The moment we rolled into the Jasper Park Lodge, we felt immediately welcomed. All of the staff were eager to help and made sure we were well taken care of. We were eventually directed into our room – although I had expected a facility similar to the chateau-like Fairmont Banff Springs, I quickly realized this Fairmont property was made up of a sprawling complex of cozy cabins. Luckily, our cabin was located a stone’s throw away from the main lodge.
We joined Brittney Le Blanc, Alberta Gastropost manager, and the rest of the “VIPs” in a pre-reception, and had a chance to meet some of the other attendees and presenters. It was nice to see some Edmonton representation (curiously, in Jasper, both Edmonton and Calgary talent were referred to as “local” presenters, I suppose to differentiate from the chefs visiting from other parts of Canada). It seems the majority of attendees were from Edmonton, though a smaller percentage make the trek from Calgary and the rest of the province.
With Jacqueline Jacek
Upstairs at the welcome reception, the line-up of presenters were then introduced. It was clear that this was the kind of conference where rubbing elbows with these celebrity chefs was not only permitted, but encouraged.
Anna and Michael Olson had fun with the camera
Surveying the attendee demographic, we were surprised with the range. We had been told to expect a large number of mature attendees, and mostly women. And although that was true for the majority, Brittney confirmed that this was the most diverse group she’d seen yet, in terms of age and gender.
Mack (in front of an edible gingerbread house) wasn’t as outnumbered as he thought
After the brief program, we had access to unlimited food and drink. This included a few signature cocktails, such as the strawberry shortcake martini and a peppermint eggnog.
The Fairmont kitchen had prepared an amazing array of tastes, served at stations around the ballroom.

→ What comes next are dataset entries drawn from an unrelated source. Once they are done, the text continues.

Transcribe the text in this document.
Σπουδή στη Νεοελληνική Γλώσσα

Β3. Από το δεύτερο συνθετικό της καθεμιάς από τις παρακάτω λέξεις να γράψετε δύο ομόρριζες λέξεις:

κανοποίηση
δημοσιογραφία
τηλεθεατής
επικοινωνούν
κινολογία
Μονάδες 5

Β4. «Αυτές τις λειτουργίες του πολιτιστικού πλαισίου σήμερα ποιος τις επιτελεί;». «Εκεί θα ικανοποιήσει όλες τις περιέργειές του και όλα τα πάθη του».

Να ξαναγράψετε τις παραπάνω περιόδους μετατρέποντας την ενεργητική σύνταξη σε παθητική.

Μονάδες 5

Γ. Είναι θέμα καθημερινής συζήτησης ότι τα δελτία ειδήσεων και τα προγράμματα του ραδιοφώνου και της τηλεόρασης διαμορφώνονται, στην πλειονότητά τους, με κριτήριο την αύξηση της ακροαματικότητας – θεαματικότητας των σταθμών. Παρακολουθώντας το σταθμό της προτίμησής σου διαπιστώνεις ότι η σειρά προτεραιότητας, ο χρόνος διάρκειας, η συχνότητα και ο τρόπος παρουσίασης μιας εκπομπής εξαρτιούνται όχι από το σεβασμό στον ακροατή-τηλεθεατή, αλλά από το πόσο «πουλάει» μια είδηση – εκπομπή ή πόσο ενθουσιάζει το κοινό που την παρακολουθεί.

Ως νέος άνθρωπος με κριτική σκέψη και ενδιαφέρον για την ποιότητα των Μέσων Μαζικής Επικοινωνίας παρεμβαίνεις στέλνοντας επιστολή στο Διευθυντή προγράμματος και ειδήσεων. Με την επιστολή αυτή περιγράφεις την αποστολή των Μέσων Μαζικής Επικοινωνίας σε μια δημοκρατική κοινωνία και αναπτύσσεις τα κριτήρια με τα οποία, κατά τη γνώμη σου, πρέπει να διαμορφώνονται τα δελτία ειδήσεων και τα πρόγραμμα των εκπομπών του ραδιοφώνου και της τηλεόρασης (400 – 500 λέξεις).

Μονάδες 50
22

We had fun sampling more than a dozen dishes, with Brittney providing us with helpful recommendations (it was her third buffet, as she had been there for the previous two packages). She pointed us to the poutine bar(!), which featured butter chicken sauce and braised short ribs. The flavour and heat level in the butter chicken gravy was particularly tasty, but it could have been warmer.
That was perhaps our one criticism of the buffet – most of the dishes just weren’t served at the ideal temperature, or, in some cases, had languished under heat lamps. There were a few exceptions to this, which elicited several return trips. The raclette – melty Oka cheese – was simple but decadent.
My favorite dish of the night was the mushroom risotto, made fresh throughout the evening, and served in a carved out parmesan wheel.
Why yes, I’ll have seconds
Desserts were also a part of the evening, even though we were already more than full. The mincemeat pies were delicious, while Mack enjoyed his pumpkin and blueberry tart.
Pumpkin and blueberry tarts
We weren’t ones to close out the reception, as we knew we’d have an early start the next morning. We were looking forward to what the presenters had to offer!